Capability Tiers

In developmental psychology, cognitive capabilities emerge in stages. Infants perceive, then act, then plan, then reason abstractly. Each stage builds on the previous, and each unlocks new possibilities.

Capability tiers provide an analogous framework for AI agents—a taxonomy of what agents can do, organized by increasing sophistication and the dependencies between capabilities.

The Capability Ladder

Agent capabilities form a rough hierarchy:

┌─────────────────────────────────────────────────────────┐
│                                                          │
│  TIER 5: SELF-IMPROVEMENT                               │
│          Modify own capabilities, learn continuously     │
│                         ▲                                │
│                         │                                │
│  TIER 4: AUTONOMOUS PLANNING                            │
│          Long-horizon goals, strategy, adaptation        │
│                         ▲                                │
│                         │                                │
│  TIER 3: MULTI-STEP EXECUTION                           │
│          Tool use, action sequences, error recovery      │
│                         ▲                                │
│                         │                                │
│  TIER 2: CONTEXTUAL REASONING                           │
│          Chain-of-thought, in-context learning           │
│                         ▲                                │
│                         │                                │
│  TIER 1: LANGUAGE COMPETENCE                            │
│          Generation, comprehension, knowledge recall     │
│                                                          │
└─────────────────────────────────────────────────────────┘

The capability tier hierarchy

Each tier requires the capabilities below it. You can’t have autonomous planning without multi-step execution; you can’t have multi-step execution without reasoning.

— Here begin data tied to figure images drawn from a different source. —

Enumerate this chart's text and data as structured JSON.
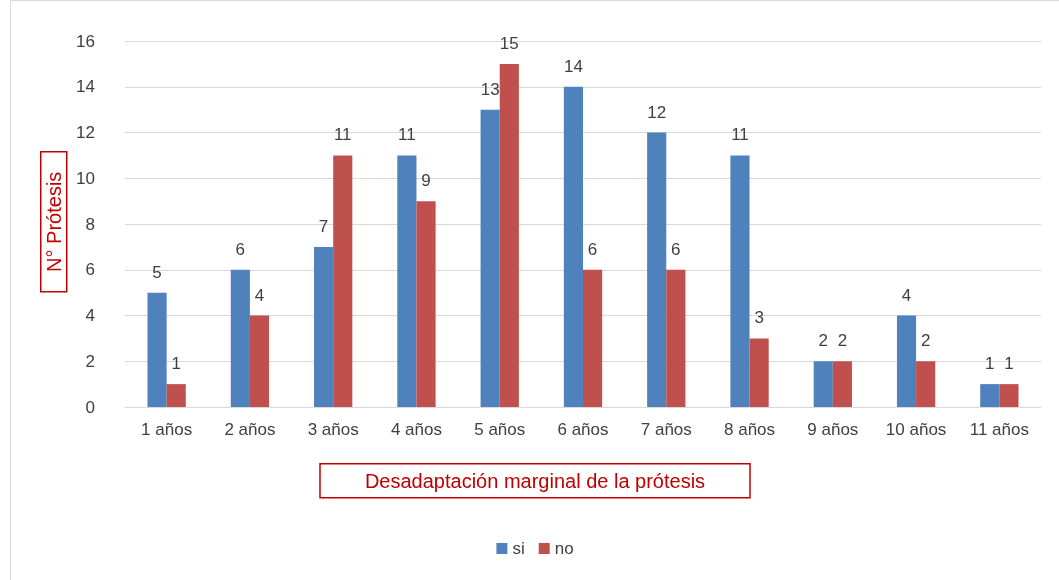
{
  "chart_data": {
    "type": "bar",
    "xlabel": "Desadaptación marginal de la prótesis",
    "ylabel": "N° Prótesis",
    "categories": [
      "1 años",
      "2 años",
      "3 años",
      "4 años",
      "5 años",
      "6 años",
      "7 años",
      "8 años",
      "9 años",
      "10 años",
      "11 años"
    ],
    "series": [
      {
        "name": "si",
        "color": "#4f81bd",
        "values": [
          5,
          6,
          7,
          11,
          13,
          14,
          12,
          11,
          2,
          4,
          1
        ]
      },
      {
        "name": "no",
        "color": "#c0504d",
        "values": [
          1,
          4,
          11,
          9,
          15,
          6,
          6,
          3,
          2,
          2,
          1
        ]
      }
    ],
    "ylim": [
      0,
      16
    ],
    "yticks": [
      0,
      2,
      4,
      6,
      8,
      10,
      12,
      14,
      16
    ],
    "grid": "y",
    "legend": "bottom",
    "data_labels": true
  }
}
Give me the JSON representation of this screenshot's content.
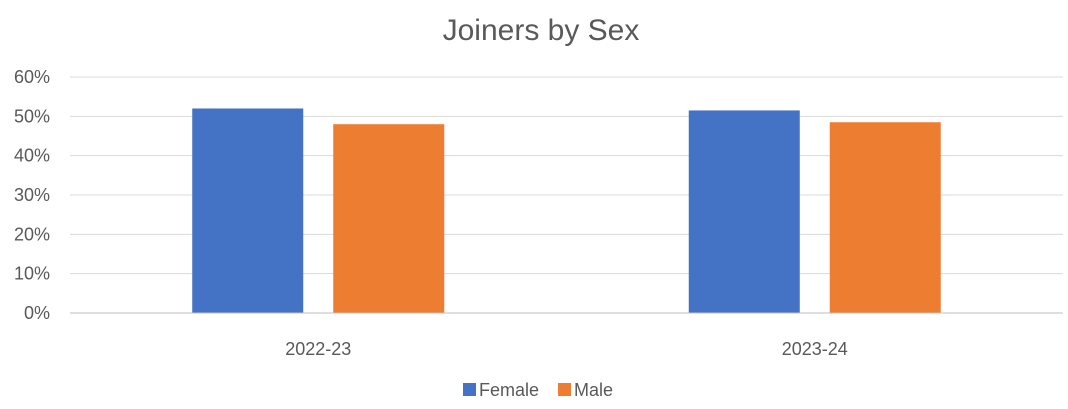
{
  "chart_data": {
    "type": "bar",
    "title": "Joiners by Sex",
    "categories": [
      "2022-23",
      "2023-24"
    ],
    "series": [
      {
        "name": "Female",
        "color": "#4472C4",
        "values": [
          52,
          51.5
        ]
      },
      {
        "name": "Male",
        "color": "#ED7D31",
        "values": [
          48,
          48.5
        ]
      }
    ],
    "ylim": [
      0,
      60
    ],
    "yticks": [
      0,
      10,
      20,
      30,
      40,
      50,
      60
    ],
    "ytick_labels": [
      "0%",
      "10%",
      "20%",
      "30%",
      "40%",
      "50%",
      "60%"
    ],
    "grid": true,
    "legend": "bottom-center",
    "grid_color": "#D9D9D9",
    "axis_color": "#BFBFBF"
  }
}
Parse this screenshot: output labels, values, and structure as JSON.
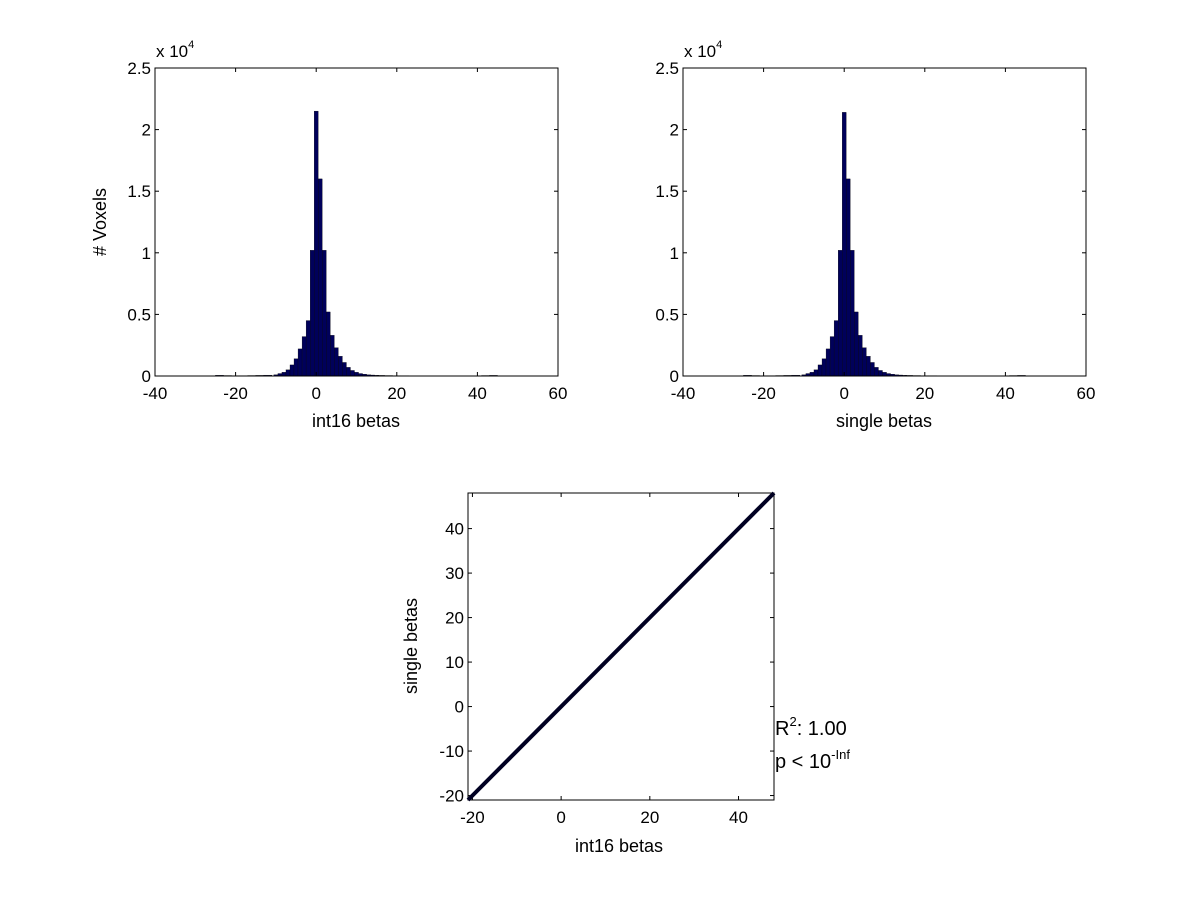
{
  "chart_data": [
    {
      "type": "bar",
      "subtype": "histogram",
      "xlabel": "int16 betas",
      "ylabel": "# Voxels",
      "xlim": [
        -40,
        60
      ],
      "ylim": [
        0,
        25000
      ],
      "xticks": [
        "-40",
        "-20",
        "0",
        "20",
        "40",
        "60"
      ],
      "yticks": [
        "0",
        "0.5",
        "1",
        "1.5",
        "2",
        "2.5"
      ],
      "y_exponent_label": "x 10",
      "y_exponent_power": "4",
      "bar_color": "#00005a",
      "bins": [
        -10,
        -9,
        -8,
        -7,
        -6,
        -5,
        -4,
        -3,
        -2,
        -1,
        0,
        1,
        2,
        3,
        4,
        5,
        6,
        7,
        8,
        9,
        10,
        11,
        12,
        13,
        14,
        15
      ],
      "values": [
        100,
        200,
        300,
        500,
        900,
        1400,
        2200,
        3200,
        4500,
        10200,
        21500,
        16000,
        10200,
        5200,
        3300,
        2300,
        1600,
        1100,
        700,
        450,
        300,
        200,
        150,
        100,
        80,
        60
      ],
      "tail_bins": [
        -24,
        -22,
        -20,
        -18,
        -16,
        -14,
        -12,
        16,
        18,
        20,
        22,
        24,
        26,
        28,
        30,
        32,
        34,
        36,
        38,
        40,
        42,
        44
      ],
      "tail_values": [
        60,
        40,
        30,
        30,
        40,
        50,
        70,
        50,
        40,
        30,
        30,
        25,
        25,
        20,
        20,
        20,
        20,
        20,
        20,
        20,
        40,
        50
      ]
    },
    {
      "type": "bar",
      "subtype": "histogram",
      "xlabel": "single betas",
      "ylabel": "",
      "xlim": [
        -40,
        60
      ],
      "ylim": [
        0,
        25000
      ],
      "xticks": [
        "-40",
        "-20",
        "0",
        "20",
        "40",
        "60"
      ],
      "yticks": [
        "0",
        "0.5",
        "1",
        "1.5",
        "2",
        "2.5"
      ],
      "y_exponent_label": "x 10",
      "y_exponent_power": "4",
      "bar_color": "#00005a",
      "bins": [
        -10,
        -9,
        -8,
        -7,
        -6,
        -5,
        -4,
        -3,
        -2,
        -1,
        0,
        1,
        2,
        3,
        4,
        5,
        6,
        7,
        8,
        9,
        10,
        11,
        12,
        13,
        14,
        15
      ],
      "values": [
        100,
        200,
        300,
        500,
        900,
        1400,
        2200,
        3200,
        4500,
        10200,
        21400,
        16000,
        10200,
        5200,
        3300,
        2300,
        1600,
        1100,
        700,
        450,
        300,
        200,
        150,
        100,
        80,
        60
      ],
      "tail_bins": [
        -24,
        -22,
        -20,
        -18,
        -16,
        -14,
        -12,
        16,
        18,
        20,
        22,
        24,
        26,
        28,
        30,
        32,
        34,
        36,
        38,
        40,
        42,
        44
      ],
      "tail_values": [
        60,
        40,
        30,
        30,
        40,
        50,
        70,
        50,
        40,
        30,
        30,
        25,
        25,
        20,
        20,
        20,
        20,
        20,
        20,
        20,
        40,
        50
      ]
    },
    {
      "type": "scatter",
      "xlabel": "int16 betas",
      "ylabel": "single betas",
      "xlim": [
        -21,
        48
      ],
      "ylim": [
        -21,
        48
      ],
      "xticks": [
        "-20",
        "0",
        "20",
        "40"
      ],
      "yticks": [
        "-20",
        "-10",
        "0",
        "10",
        "20",
        "30",
        "40"
      ],
      "line_color": "#000022",
      "points_x": [
        -21,
        48
      ],
      "points_y": [
        -21,
        48
      ],
      "annotation": {
        "r2_prefix": "R",
        "r2_sup": "2",
        "r2_suffix": ": 1.00",
        "p_prefix": "p < 10",
        "p_sup": "-Inf"
      }
    }
  ]
}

Tier 1: Language Competence

The foundation. The agent can process and generate natural language.

┌─────────────────────────────────────────────────────────┐
│                  TIER 1: LANGUAGE                        │
├─────────────────────────────────────────────────────────┤
│                                                          │
│  Core Capabilities:                                      │
│  ─────────────────                                       │
│  • Text comprehension (understanding input)              │
│  • Text generation (producing output)                    │
│  • Knowledge recall (facts from training)                │
│  • Style adaptation (matching tone, format)              │
│  • Translation (between languages)                       │
│                                                          │
│  Limitations:                                            │
│  ────────────                                            │
│  • Single-turn only                                      │
│  • No explicit reasoning                                 │
│  • No action capability                                  │
│  • Knowledge frozen at training                          │
│                                                          │
│  Example Systems:                                        │
│  ───────────────                                         │
│  • Base GPT-3 (before RLHF)                              │
│  • Simple completion APIs                                │
│  • Translation services                                  │
│                                                          │
└─────────────────────────────────────────────────────────┘

Tier 1 capabilities

Anthropological parallel: The infant who understands and produces speech but cannot yet reason about it or use it to accomplish goals.

Tier 1 is necessary but not sufficient for agency. A system at this tier can answer questions but not do anything. It’s a tool, not an agent.

Tier 2: Contextual Reasoning

The agent can think step-by-step, learn from examples in context, and maintain coherent reasoning across a conversation.

┌─────────────────────────────────────────────────────────┐
│                TIER 2: REASONING                         │
├─────────────────────────────────────────────────────────┤
│                                                          │
│  Core Capabilities:                                      │
│  ─────────────────                                       │
│  • Chain-of-thought reasoning                            │
│  • In-context learning (few-shot)                        │
│  • Multi-turn conversation coherence                     │
│  • Self-correction within conversation                   │
│  • Instruction following                                 │
│                                                          │
│  Limitations:                                            │
│  ────────────                                            │
│  • Cannot take external actions                          │
│  • Reasoning is verbal only                              │
│  • No access to current information                      │
│  • Limited by context window                             │
│                                                          │
│  Example Systems:                                        │
│  ───────────────                                         │
│  • ChatGPT (without plugins)                             │
│  • Claude (without tools)                                │
│  • Conversational assistants                             │
│                                                          │
└─────────────────────────────────────────────────────────┘

Tier 2 capabilities

Anthropological parallel: The child who can reason about problems verbally, explain their thinking, and learn from demonstration—but who cannot yet act independently in the world.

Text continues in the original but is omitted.